BRASILIA – Environmentalist Marina Silva appeared on Friday to be the Brazilian Socialist Party’s most likely choice to fill the void left by the death of presidential nominee Eduardo Campos in a plane crash earlier this week.
Despite its name, the party – known by the Portuguese initials PSB – is centrist and Campos was a business-friendly state governor was deep roots in the Brazilian elite.
Silva, an Afro-Brazilian who finished third in the 2010 presidential election as the candidate of the Green Party, is left of center and her decision to accept a position as Campos’ running mate surprised many.
The PSB leadership will meet in Brasilia next week to decide who should replace Campos on the ballot for the Oct. 5 contest, lawmaker Luiz Gonzaga Patriota said.

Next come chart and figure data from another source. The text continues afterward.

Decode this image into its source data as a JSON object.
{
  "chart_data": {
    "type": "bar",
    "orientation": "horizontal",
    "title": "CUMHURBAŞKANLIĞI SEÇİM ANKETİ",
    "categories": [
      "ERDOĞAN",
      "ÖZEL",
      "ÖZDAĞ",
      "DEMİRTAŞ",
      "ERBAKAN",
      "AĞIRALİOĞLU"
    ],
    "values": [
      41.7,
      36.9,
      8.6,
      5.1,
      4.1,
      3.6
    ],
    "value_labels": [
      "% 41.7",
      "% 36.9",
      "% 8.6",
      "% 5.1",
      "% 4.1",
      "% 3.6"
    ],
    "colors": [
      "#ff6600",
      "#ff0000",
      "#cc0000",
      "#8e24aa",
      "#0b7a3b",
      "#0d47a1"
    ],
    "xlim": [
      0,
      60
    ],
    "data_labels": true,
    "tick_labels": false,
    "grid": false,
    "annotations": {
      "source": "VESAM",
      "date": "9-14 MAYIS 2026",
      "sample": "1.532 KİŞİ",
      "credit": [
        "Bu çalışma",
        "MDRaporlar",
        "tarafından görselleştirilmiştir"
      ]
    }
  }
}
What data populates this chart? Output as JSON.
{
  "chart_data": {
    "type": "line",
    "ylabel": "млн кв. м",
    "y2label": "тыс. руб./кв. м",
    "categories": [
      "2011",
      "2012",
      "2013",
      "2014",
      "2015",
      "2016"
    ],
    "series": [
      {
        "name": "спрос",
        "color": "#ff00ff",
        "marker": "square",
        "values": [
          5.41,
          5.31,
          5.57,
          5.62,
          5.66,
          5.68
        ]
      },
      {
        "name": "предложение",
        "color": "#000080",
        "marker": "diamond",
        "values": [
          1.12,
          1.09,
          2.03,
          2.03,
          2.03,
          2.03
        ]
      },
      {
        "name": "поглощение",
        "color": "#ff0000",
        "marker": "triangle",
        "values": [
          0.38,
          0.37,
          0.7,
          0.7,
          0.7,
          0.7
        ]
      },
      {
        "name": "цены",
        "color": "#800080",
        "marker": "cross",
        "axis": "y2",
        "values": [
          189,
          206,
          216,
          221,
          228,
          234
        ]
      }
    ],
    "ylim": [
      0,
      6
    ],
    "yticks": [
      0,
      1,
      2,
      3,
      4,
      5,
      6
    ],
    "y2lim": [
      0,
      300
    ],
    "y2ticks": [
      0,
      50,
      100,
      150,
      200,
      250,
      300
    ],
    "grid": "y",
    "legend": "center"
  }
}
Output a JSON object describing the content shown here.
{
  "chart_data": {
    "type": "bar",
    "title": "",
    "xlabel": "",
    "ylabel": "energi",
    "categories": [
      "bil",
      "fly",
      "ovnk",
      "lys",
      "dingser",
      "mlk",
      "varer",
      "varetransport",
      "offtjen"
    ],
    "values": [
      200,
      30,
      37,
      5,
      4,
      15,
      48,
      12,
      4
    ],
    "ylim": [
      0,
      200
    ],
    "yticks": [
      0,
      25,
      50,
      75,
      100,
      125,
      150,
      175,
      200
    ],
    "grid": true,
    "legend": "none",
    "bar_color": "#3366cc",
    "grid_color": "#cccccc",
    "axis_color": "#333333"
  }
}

“All the Socialists will support Marina,” he said.
The tragic death of Campos, 49, prompted incumbent President Dilma Rousseff and main challenger Aecio Neves to temporarily suspend their campaigns.
The latest polls taken before the deadly plane crash showed Campos with support from 10 percent of likely voters, trailing Rousseff, at 38 percent, and Neves, with 23 percent.
Silva, who took 20 percent of the vote in 2010, only joined the PSB last September, after missing the deadline to create a new party of her own as a vehicle for another presidential bid.
Antonio Campos, brother of Eduardo and a member of the PSB national leadership, said Friday that Silva is “now the only figure who can promote a political change” in Brazil.
But Silva has given no indication of her intentions, remaining in seclusion since an emotional press conference on Wednesday in the wake of Eduardo Campos’ death.
The 56-year-old Silva, who grew up poor in Amazonia, is a former rubber tapper and comrade of murdered environmental crusader Chico Mendes.
She twice won election to Brazil’s Senate and served from 2003-2008 as environment minister in the administration of President Luiz Inacio Lula da Silva, Rousseff’s predecessor and political mentor.